Kilauea Summit Lava Lake Explodes, Overflows
A Tuesday morning explosion at the summit of Kilauea Volcano impacted the lava lake that has been on the rise since April 21.
Hawaiian Volcano Observatory noted that around 10:20 a.m. Tuesday, a rockfall that originated from the wall of Halema’uma’u Crater impacted the lava lake at the summit. The impact caused an explosion which consisted of spatter and small particles.
During the time of the explosion, HVO geologists working on the far side of the crater observed the plume rising. The explosion sent large quantities of spatter around the closed Halema’uma’u visitor overlook area.
According to HVO, the explosion also caused fragments to fall onto the rim of Halema’uma’u crater, located 280 feet above the lava lake. Officials say the fragments are significant hazards and are contributing factors to the consistent closing of the area.
At the summit, the Kilauea lava lake has shown signs of an inflationary tilt since Tuesday. HVO says the inflation rate had begun to show a slight decrease Wednesday morning.
The lava lake level has been at or near the rim of the Overlook since Tuesday, according to HVO. At 9:40 p.m. Tuesday, an overflow of the lava lake onto the Halema’uma’u Crater occurred for the first time. The event was small and brief, according to HVO officials, and was preceded by a larger overflow at 2 a.m. Wednesday morning. As of 8 a.m., HVO said another overflow was occurring.
Elevated seismicity below Kilauea’s summit and upper East and Southwest Rift Zones continues, according to HVO.
On the north flank of Puʻu ʻŌʻō, the tiltmeter recorded deflation on Tuesday that was followed by inflation Wednesday morning. HVO officials say no additional changes were noted at Puʻu ʻŌʻō.

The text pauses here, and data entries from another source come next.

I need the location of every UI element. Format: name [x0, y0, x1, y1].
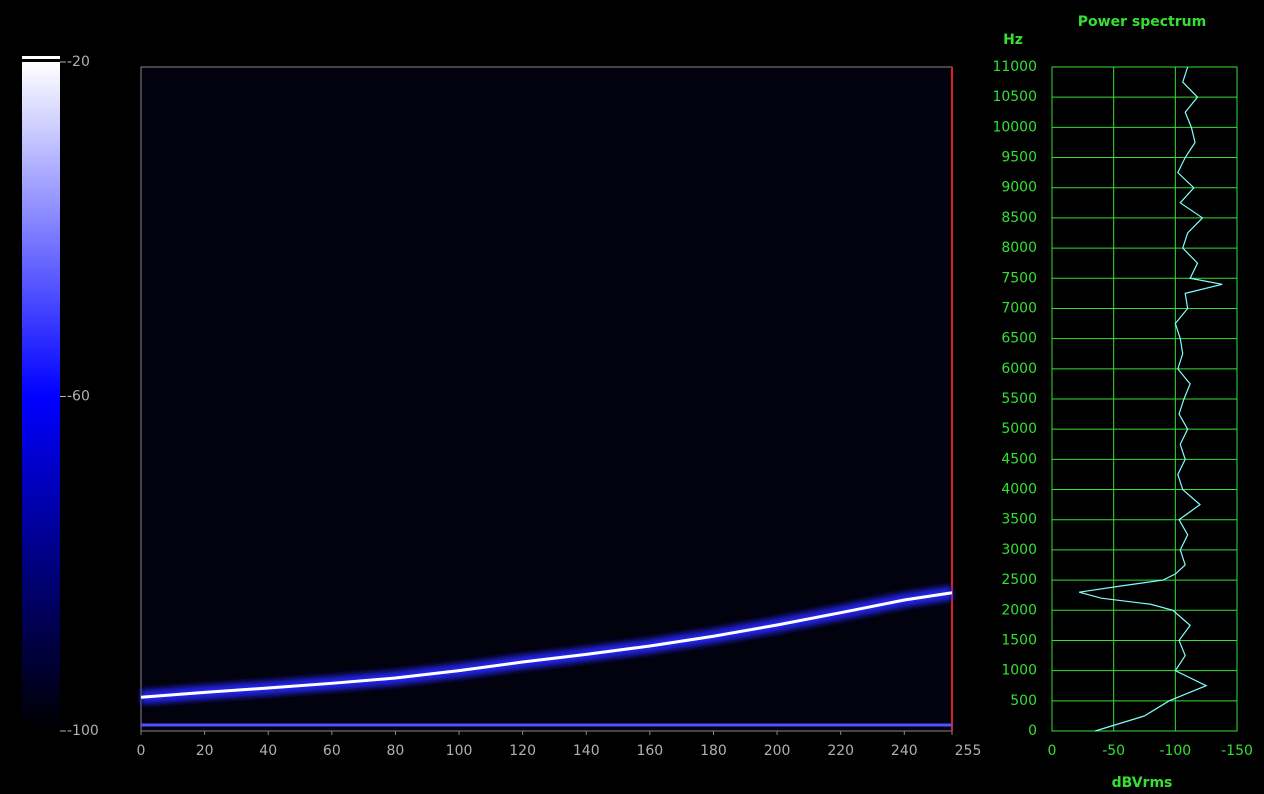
x-tick-label: 40	[259, 743, 277, 759]
y-tick-label: 9000	[1001, 180, 1037, 196]
y-tick-label: 11000	[992, 59, 1037, 75]
x-tick-label: 0	[137, 743, 146, 759]
y-tick-label: 3500	[1001, 512, 1037, 528]
x-tick-label: -150	[1221, 743, 1253, 759]
x-tick-label: 255	[955, 743, 982, 759]
x-tick-label: 140	[573, 743, 600, 759]
x-tick-label: -100	[1159, 743, 1191, 759]
y-tick-label: 2000	[1001, 602, 1037, 618]
y-tick-label: 7000	[1001, 300, 1037, 316]
x-tick-label: 20	[196, 743, 214, 759]
x-tick-label: 60	[323, 743, 341, 759]
y-tick-label: 4500	[1001, 451, 1037, 467]
y-tick-label: 8500	[1001, 210, 1037, 226]
x-tick-label: 80	[387, 743, 405, 759]
x-tick-label: 180	[700, 743, 727, 759]
x-tick-label: 120	[509, 743, 536, 759]
x-tick-label: 100	[446, 743, 473, 759]
y-tick-label: 10500	[992, 89, 1037, 105]
y-tick-label: 0	[1028, 723, 1037, 739]
spectrogram-frame	[140, 66, 953, 732]
y-tick-label: 1500	[1001, 632, 1037, 648]
x-tick-label: 240	[891, 743, 918, 759]
y-tick-label: 5000	[1001, 421, 1037, 437]
colorbar-tick-label: -100	[67, 723, 99, 739]
y-tick-label: 6500	[1001, 331, 1037, 347]
colorbar-marker	[22, 56, 60, 59]
x-tick-label: 160	[636, 743, 663, 759]
y-tick-label: 3000	[1001, 542, 1037, 558]
y-tick-label: 500	[1010, 693, 1037, 709]
x-tick-label: -50	[1102, 743, 1125, 759]
y-tick-label: 9500	[1001, 150, 1037, 166]
y-tick-label: 4000	[1001, 482, 1037, 498]
y-tick-label: 8000	[1001, 240, 1037, 256]
y-tick-label: 7500	[1001, 270, 1037, 286]
y-tick-label: 6000	[1001, 361, 1037, 377]
x-tick-label: 220	[827, 743, 854, 759]
colorbar	[22, 62, 60, 731]
tone-line	[140, 591, 953, 699]
colorbar-tick-label: -60	[67, 389, 90, 405]
y-tick-label: 1000	[1001, 663, 1037, 679]
x-tick-label: 200	[764, 743, 791, 759]
y-tick-label: 2500	[1001, 572, 1037, 588]
x-tick-label: 0	[1048, 743, 1057, 759]
y-axis-title: Hz	[1003, 32, 1023, 48]
colorbar-tick-label: -20	[67, 54, 90, 70]
power-title: Power spectrum	[1078, 14, 1206, 30]
y-tick-label: 10000	[992, 119, 1037, 135]
y-tick-label: 5500	[1001, 391, 1037, 407]
spectrum-line	[1078, 66, 1223, 732]
power-x-label: dBVrms	[1112, 775, 1173, 791]
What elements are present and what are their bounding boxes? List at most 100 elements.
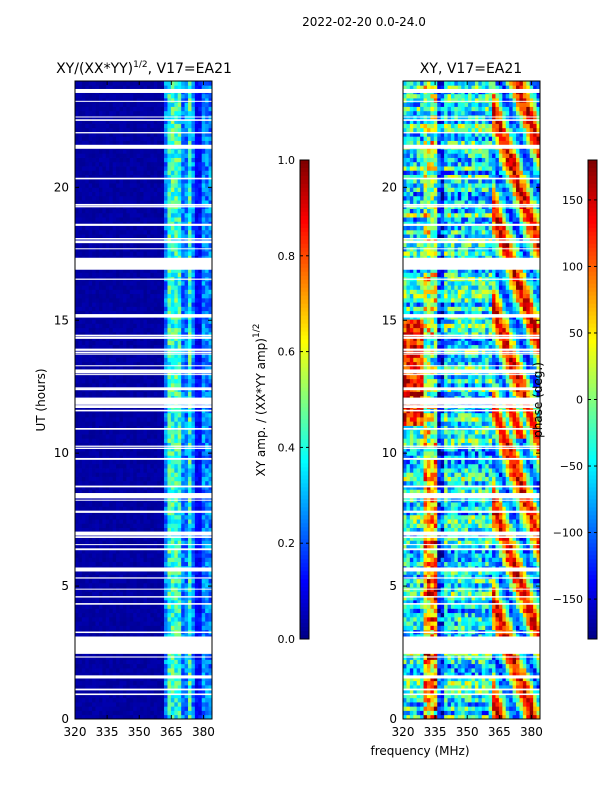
amp-heat-cell — [105, 476, 110, 482]
amp-heat-cell — [184, 714, 189, 720]
amp-heat-cell — [174, 455, 179, 460]
amp-heat-cell — [174, 684, 179, 690]
amp-heat-cell — [191, 582, 196, 588]
amp-heat-cell — [116, 191, 120, 197]
amp-heat-cell — [174, 225, 179, 231]
amp-heat-cell — [109, 319, 114, 324]
amp-heat-cell — [122, 217, 127, 222]
amp-heat-cell — [170, 667, 175, 673]
amp-heat-cell — [98, 485, 103, 490]
amp-heat-cell — [112, 425, 117, 431]
amp-heat-cell — [75, 310, 79, 316]
amp-heat-cell — [205, 391, 209, 397]
amp-heat-cell — [85, 561, 90, 567]
amp-heat-cell — [205, 553, 209, 558]
amp-heat-cell — [129, 570, 134, 575]
amp-heat-cell — [164, 327, 168, 333]
amp-heat-cell — [181, 327, 185, 333]
amp-heat-cell — [205, 378, 209, 384]
amp-heat-cell — [201, 506, 206, 511]
amp-heat-cell — [194, 659, 199, 665]
amp-heat-cell — [191, 506, 196, 511]
amp-heat-cell — [116, 625, 120, 631]
amp-heat-cell — [188, 519, 192, 524]
amp-heat-cell — [133, 234, 138, 239]
amp-heat-cell — [122, 429, 127, 435]
amp-heat-cell — [198, 578, 203, 584]
amp-heat-cell — [136, 676, 141, 682]
amp-heat-cell — [85, 429, 90, 435]
amp-heat-cell — [133, 378, 138, 384]
amp-heat-cell — [201, 536, 206, 541]
amp-heat-cell — [92, 672, 96, 677]
amp-heat-cell — [181, 591, 185, 597]
amp-heat-cell — [78, 353, 83, 358]
amp-heat-cell — [157, 599, 162, 605]
amp-heat-cell — [157, 438, 162, 443]
amp-heat-cell — [188, 297, 192, 303]
amp-heat-cell — [164, 200, 168, 205]
amp-heat-cell — [205, 344, 209, 350]
amp-heat-cell — [105, 280, 110, 286]
amp-heat-cell — [81, 272, 86, 278]
amp-heat-cell — [109, 272, 114, 278]
amp-heat-cell — [136, 557, 141, 563]
amp-heat-cell — [208, 591, 213, 597]
amp-heat-cell — [188, 455, 192, 460]
amp-heat-cell — [153, 612, 158, 618]
amp-heat-cell — [157, 221, 162, 227]
amp-heat-cell — [198, 442, 203, 448]
amp-heat-cell — [194, 625, 199, 631]
amp-heat-cell — [122, 523, 127, 528]
amp-heat-cell — [177, 438, 182, 443]
amp-heat-cell — [188, 502, 192, 507]
amp-heat-cell — [105, 519, 110, 524]
amp-heat-cell — [208, 523, 213, 528]
amp-heat-cell — [95, 306, 100, 312]
amp-heat-cell — [133, 289, 138, 295]
amp-heat-cell — [95, 310, 100, 316]
amp-heat-cell — [122, 604, 127, 609]
amp-heat-cell — [133, 293, 138, 299]
amp-heat-cell — [164, 374, 168, 380]
amp-heat-cell — [150, 323, 155, 329]
amp-heat-cell — [126, 680, 131, 686]
amp-heat-cell — [85, 438, 90, 443]
amp-heat-cell — [98, 272, 103, 278]
amp-heat-cell — [133, 557, 138, 563]
amp-heat-cell — [85, 510, 90, 516]
amp-heat-cell — [191, 293, 196, 299]
amp-heat-cell — [188, 548, 192, 554]
amp-heat-cell — [95, 676, 100, 682]
amp-heat-cell — [143, 599, 148, 605]
amp-heat-cell — [109, 710, 114, 716]
amp-heat-cell — [208, 676, 213, 682]
amp-heat-cell — [133, 451, 138, 456]
amp-heat-cell — [122, 684, 127, 690]
amp-heat-cell — [205, 604, 209, 609]
amp-heat-cell — [88, 570, 93, 575]
amp-heat-cell — [184, 527, 189, 533]
amp-heat-cell — [164, 306, 168, 312]
amp-heat-cell — [85, 365, 90, 371]
amp-heat-cell — [184, 557, 189, 563]
amp-heat-cell — [188, 612, 192, 618]
amp-heat-cell — [208, 285, 213, 290]
amp-heat-cell — [146, 574, 151, 580]
amp-heat-cell — [102, 476, 107, 482]
amp-heat-cell — [78, 327, 83, 333]
amp-heat-cell — [75, 212, 79, 218]
amp-heat-cell — [105, 680, 110, 686]
amp-heat-cell — [102, 374, 107, 380]
amp-heat-cell — [188, 348, 192, 354]
amp-heat-cell — [188, 280, 192, 286]
amp-heat-cell — [126, 391, 131, 397]
amp-heat-cell — [164, 302, 168, 307]
amp-heat-cell — [153, 242, 158, 248]
amp-heat-cell — [122, 221, 127, 227]
amp-heat-cell — [105, 612, 110, 618]
amp-heat-cell — [126, 697, 131, 703]
amp-heat-cell — [92, 553, 96, 558]
amp-heat-cell — [102, 612, 107, 618]
amp-heat-cell — [205, 234, 209, 239]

June 27 lava flow breakouts extending from the Puʻu ʻŌʻō vent continue to be observed by webcam imagery. According to HVO views, of nighttime incandescence and daytime smoke indicate that the surface flow continues to be active to the northeast of Puʻu ʻŌʻō. In addition, the most distant activity continues to be in the area about 5 miles from the northeast crater of Puʻu ʻŌʻō that was mapped in April.